Recent figures released by the NHS show that the year since Theresa May became Prime Minister was the worst year on record for delayed transfers of care in the NHS.
Delayed transfers of care, when patients are medically fit to be discharged from hospital but are delayed from doing so, are the consequence of failures in our health and care systems. And these delays are rising. 2.2million NHS bed days were lost in the last year due to delayed transfers of care and a third of them were attributable either partly or wholly to a lack of social care provision. The biggest cause of delay is now patients awaiting care packages in their own homes.
Behind these numbers are thousands of older and vulnerable people keen to get home to their families rather than being stuck in a hospital bed. Keeping people in hospital longer than necessary poses a risk to their recovery, affects their mental wellbeing and increases the likelihood of contracting hospital-acquired infections.
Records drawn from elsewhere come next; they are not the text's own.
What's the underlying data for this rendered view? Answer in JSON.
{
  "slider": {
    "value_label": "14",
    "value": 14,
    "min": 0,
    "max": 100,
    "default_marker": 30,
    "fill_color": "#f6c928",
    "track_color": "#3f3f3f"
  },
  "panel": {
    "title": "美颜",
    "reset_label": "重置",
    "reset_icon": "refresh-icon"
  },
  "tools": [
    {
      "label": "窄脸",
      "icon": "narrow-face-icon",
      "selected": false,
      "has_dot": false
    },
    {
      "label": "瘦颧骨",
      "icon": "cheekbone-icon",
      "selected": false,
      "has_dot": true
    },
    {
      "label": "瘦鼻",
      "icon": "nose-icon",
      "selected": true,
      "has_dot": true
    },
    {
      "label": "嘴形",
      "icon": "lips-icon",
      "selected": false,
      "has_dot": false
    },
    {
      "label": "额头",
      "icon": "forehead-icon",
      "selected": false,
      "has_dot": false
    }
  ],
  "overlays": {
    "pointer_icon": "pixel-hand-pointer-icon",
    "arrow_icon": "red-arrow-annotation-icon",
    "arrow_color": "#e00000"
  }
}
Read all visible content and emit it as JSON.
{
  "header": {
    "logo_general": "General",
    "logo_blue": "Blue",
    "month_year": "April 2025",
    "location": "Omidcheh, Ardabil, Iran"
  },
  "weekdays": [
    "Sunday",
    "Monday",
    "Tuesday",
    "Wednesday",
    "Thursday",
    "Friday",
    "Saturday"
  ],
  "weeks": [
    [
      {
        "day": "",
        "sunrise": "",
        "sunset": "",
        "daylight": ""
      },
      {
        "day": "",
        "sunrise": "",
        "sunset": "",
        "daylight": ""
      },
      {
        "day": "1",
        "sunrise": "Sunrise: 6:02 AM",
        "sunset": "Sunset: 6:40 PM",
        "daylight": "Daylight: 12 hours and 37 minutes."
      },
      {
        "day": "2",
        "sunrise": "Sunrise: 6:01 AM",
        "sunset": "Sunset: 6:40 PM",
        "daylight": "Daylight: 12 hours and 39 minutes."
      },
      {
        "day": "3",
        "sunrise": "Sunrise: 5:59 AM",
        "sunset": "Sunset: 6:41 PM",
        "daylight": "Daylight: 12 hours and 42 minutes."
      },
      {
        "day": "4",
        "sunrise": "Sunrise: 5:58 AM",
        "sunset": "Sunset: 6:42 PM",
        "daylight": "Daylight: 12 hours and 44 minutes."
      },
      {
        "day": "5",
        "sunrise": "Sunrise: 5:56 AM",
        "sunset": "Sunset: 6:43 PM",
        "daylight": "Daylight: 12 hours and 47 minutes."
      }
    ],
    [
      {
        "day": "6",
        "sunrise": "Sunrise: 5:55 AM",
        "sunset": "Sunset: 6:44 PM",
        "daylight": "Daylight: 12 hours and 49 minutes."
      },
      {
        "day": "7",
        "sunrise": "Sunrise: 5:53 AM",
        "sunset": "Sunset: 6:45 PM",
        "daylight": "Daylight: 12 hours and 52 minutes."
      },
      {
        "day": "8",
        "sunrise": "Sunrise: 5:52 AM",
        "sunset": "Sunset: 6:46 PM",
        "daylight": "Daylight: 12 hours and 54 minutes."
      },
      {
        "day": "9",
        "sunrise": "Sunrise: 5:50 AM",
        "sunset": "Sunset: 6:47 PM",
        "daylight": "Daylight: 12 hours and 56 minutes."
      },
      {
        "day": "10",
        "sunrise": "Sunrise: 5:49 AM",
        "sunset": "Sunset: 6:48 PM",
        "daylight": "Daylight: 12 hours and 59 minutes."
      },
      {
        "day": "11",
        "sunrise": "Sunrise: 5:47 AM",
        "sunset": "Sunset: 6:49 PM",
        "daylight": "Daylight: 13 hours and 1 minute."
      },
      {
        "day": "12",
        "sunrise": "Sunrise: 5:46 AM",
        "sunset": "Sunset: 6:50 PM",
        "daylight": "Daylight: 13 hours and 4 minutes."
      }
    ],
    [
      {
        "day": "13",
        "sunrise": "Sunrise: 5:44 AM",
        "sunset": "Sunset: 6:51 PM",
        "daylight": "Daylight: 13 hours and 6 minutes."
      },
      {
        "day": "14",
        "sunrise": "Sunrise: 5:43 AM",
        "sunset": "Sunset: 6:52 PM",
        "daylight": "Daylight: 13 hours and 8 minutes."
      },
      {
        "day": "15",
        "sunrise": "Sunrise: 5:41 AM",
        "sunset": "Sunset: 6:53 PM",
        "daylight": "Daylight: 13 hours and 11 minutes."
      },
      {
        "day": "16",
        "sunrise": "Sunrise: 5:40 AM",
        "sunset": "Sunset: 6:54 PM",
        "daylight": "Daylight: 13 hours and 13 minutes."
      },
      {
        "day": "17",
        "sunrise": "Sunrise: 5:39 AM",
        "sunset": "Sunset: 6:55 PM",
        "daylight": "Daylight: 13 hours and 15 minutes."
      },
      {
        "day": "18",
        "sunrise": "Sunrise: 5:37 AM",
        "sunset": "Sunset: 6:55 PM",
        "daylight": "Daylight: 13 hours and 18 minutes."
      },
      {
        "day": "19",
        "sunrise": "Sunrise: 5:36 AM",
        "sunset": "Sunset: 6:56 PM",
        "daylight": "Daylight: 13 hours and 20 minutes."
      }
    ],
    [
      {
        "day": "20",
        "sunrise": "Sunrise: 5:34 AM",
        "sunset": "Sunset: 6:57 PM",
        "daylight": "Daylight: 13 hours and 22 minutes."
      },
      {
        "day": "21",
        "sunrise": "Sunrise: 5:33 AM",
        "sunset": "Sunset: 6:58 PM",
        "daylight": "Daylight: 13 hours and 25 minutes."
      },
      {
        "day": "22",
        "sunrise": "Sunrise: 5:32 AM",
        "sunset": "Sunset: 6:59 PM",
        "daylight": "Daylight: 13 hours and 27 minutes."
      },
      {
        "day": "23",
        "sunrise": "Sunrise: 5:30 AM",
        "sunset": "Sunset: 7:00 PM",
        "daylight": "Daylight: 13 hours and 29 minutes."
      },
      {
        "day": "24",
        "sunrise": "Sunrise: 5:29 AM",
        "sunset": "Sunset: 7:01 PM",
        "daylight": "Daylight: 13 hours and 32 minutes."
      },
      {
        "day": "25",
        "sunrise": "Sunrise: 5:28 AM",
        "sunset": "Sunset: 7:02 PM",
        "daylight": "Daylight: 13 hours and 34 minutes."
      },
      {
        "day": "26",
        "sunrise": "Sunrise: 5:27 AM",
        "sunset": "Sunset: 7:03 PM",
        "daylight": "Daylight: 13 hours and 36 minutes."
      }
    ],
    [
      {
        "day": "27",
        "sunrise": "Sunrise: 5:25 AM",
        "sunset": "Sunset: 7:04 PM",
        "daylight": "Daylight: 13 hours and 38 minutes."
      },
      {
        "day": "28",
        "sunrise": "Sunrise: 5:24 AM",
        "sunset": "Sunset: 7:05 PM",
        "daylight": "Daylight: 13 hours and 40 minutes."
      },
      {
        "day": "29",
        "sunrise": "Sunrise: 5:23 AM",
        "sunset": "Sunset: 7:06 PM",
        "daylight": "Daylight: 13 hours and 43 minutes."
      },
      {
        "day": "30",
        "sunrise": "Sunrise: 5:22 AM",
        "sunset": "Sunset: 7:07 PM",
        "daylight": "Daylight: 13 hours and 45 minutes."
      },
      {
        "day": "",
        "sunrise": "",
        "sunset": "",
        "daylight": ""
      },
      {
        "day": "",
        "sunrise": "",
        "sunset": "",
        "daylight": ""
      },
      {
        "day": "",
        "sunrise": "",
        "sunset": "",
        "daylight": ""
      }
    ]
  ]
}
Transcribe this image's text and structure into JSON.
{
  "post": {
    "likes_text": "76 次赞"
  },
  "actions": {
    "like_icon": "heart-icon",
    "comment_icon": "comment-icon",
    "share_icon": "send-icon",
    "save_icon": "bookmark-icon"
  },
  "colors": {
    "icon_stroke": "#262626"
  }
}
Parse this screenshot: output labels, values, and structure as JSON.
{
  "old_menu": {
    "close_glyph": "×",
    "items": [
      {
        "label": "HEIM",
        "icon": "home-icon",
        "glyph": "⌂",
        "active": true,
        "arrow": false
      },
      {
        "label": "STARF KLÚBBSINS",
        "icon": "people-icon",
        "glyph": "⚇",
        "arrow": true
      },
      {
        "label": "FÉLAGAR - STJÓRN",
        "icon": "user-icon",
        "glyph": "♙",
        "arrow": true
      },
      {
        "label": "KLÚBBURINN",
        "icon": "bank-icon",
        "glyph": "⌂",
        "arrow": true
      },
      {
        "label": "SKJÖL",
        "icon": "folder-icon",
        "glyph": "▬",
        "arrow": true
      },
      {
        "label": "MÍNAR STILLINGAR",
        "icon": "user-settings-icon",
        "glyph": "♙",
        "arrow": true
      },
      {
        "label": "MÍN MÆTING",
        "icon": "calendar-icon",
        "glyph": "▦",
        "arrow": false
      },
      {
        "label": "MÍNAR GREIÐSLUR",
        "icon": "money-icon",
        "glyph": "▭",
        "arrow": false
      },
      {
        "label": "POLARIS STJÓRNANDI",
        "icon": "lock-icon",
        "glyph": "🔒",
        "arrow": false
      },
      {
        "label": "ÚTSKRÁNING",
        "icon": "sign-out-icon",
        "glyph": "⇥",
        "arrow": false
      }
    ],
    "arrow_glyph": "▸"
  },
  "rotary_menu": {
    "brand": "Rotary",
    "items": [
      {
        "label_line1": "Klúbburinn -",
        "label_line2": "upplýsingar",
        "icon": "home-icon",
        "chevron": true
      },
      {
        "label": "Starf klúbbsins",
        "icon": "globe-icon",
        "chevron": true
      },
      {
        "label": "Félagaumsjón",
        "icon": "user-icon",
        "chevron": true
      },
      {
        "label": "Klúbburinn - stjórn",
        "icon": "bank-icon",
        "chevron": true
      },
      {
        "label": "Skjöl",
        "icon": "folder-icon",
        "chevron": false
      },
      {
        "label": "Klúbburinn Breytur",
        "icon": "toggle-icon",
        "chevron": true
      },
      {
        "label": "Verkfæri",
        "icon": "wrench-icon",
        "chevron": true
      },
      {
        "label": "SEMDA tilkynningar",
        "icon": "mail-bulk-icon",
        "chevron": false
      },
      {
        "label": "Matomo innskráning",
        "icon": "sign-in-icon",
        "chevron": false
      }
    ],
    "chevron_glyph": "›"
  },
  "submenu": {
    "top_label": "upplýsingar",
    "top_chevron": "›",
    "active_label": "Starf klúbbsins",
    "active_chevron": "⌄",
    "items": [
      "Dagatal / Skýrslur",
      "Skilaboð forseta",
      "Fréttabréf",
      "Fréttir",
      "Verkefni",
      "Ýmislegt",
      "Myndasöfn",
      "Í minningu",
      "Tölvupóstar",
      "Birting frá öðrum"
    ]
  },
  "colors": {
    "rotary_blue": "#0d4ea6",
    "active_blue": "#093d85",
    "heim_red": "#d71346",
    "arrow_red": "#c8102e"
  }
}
And it means patients who do need to be in hospital are unable to access the care they require because there are no beds available.
Given this human cost, we should focus on reducing delayed transfers of care. But, the Tory response to this complex problem, and to social care more widely, has been overly simplistic, their approach ill-judged and their actions likely to make the problem worse.
First, Tory Ministers have failed to understand the depth of the problem. Delayed transfers of care measure only part of the problem of people being trapped in the wrong part of the health and care system for their needs. According to the Nuffield Trust, delayed transfers substantially underestimate the number of patients who are medically fit to go home, with up to two-thirds of patients who are stuck unnecessarily in hospital beds unaccounted for within the official data. In one rural hospital, while 14% of patients were counted in the statistics, a further 42% of patients could have been discharged had the right support been made available. By focusing only on those patients who fit the Government's narrow definition Ministers risk ignoring a much bigger problem - that there are far too many patients stuck in hospital who could be better cared for elsewhere.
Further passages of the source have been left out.